Looks up entities mentioned in the query by name in the semantic graph, then retrieves episodic memories associated with those entities. Effective for entity-centric queries ("what do we know about Redis?").

Keyword Fallback

If vector search returns fewer results than a minimum threshold, a keyword search is performed against memory content. This handles cases where the query vocabulary doesn't match the stored embeddings well.

Federated Providers

When federation is enabled and the query is classified as domain (not internal), federated providers (mem0, LightRAG, etc.) are queried in parallel and their results merged.

Stage 5: Dedup + Composite Scoring

Results from all search strategies are deduplicated by content hash, then scored:

composite_score = (vector_similarity × 0.6) +
                  (priority_score × 0.2) +
                  (confidence_score × 0.1) +
                  (recency_score × 0.1)

Results are sorted by composite score descending.

Stage 6: Fusion Format

Results are grouped by memory type for structured LLM context injection:

[preference] Use PostgreSQL for production databases
[decision] Migrate to microservices in Q2
[fact] Redis is used for session caching
[lesson] Always index foreign keys before running migrations

This grouped format helps LLMs distinguish between different kinds of remembered information.

Think Mode

When engram think or engram_think is called, the pipeline runs all stages and then passes the fused context to the Reasoning Engine for LLM synthesis:

sequenceDiagram
    participant Agent
    participant Pipeline as Recall Pipeline
    participant LLM as Reasoning Engine (Gemini)

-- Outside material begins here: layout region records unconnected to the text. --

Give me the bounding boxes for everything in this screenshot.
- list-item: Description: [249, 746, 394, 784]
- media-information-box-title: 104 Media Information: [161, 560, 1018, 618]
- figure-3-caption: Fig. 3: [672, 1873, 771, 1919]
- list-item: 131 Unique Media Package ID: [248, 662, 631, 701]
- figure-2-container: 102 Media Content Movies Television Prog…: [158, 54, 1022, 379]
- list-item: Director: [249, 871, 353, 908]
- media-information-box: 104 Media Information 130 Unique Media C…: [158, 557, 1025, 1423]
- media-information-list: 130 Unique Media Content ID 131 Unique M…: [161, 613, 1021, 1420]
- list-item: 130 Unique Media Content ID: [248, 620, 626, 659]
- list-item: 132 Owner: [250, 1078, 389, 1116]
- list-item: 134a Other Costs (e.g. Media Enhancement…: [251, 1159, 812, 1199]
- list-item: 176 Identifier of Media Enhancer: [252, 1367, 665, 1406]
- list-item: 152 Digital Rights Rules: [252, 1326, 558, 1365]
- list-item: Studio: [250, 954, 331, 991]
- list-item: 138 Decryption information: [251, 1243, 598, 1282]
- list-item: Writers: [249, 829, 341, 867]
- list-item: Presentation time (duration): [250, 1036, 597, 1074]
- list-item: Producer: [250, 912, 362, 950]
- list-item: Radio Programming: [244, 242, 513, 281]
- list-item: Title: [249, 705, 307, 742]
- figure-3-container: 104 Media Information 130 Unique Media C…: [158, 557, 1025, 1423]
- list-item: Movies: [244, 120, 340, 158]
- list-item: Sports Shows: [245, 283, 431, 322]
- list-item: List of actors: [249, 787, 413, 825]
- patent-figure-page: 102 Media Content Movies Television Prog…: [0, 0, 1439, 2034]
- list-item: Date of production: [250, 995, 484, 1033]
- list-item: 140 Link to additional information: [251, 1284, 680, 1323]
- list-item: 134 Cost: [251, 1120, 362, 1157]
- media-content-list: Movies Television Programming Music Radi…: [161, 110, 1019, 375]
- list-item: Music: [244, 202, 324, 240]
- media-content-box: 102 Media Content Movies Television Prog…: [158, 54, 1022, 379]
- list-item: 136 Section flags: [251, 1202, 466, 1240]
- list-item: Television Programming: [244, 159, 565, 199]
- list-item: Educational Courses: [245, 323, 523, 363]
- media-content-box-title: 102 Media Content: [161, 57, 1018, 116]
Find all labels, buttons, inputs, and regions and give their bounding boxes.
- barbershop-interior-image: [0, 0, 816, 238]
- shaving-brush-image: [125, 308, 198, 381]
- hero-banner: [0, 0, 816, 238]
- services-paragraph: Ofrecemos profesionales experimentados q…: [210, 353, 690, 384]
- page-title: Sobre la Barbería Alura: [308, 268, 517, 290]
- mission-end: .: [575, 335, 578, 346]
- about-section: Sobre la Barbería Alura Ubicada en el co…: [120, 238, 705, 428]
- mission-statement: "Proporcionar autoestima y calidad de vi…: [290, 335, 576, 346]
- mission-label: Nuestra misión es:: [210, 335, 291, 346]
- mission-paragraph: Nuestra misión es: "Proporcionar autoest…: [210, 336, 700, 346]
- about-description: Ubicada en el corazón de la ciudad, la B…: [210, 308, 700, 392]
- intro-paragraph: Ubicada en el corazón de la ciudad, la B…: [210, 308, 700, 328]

    Agent->>Pipeline: think("What caused the outage?")
    Pipeline->>Pipeline: Run all recall stages
    Pipeline->>LLM: [memories] + question + constitution
    LLM-->>Agent: synthesized answer with citations

Data Constitution

All LLM prompts in the Reasoning Engine are governed by a 3-law constitution:

  1. Namespace isolation — only reference memories from the active namespace
  2. No fabrication — answer only from provided context, flag uncertainty explicitly
  3. Audit rights — all reasoning operations are logged with SHA-256 tamper detection
engram constitution-status  # Show 3-law text + hash

Resource Tiers

The pipeline degrades gracefully when LLM APIs are unavailable:

Tier Behavior
FULL All features: vector search + graph + LLM reasoning
STANDARD Vector search + graph, no LLM
BASIC Keyword search only
READONLY Read-only, no writes

Tier is checked every 60 seconds and auto-recovers when the API becomes available again:

engram resource-status

Auto-Memory Detection

The pipeline also includes an ingestion-side auto-memory detector that identifies save-worthy messages without explicit engram remember calls:

Signal Example
Save: prefix Save: use tabs not spaces
Identity statements I am the tech lead
Preference statements I prefer functional programming
Decision statements We decided to use Kafka

Detected messages are automatically stored. A poisoning guard blocks prompt injection attempts (instruction overrides, special tokens) from being stored as memories.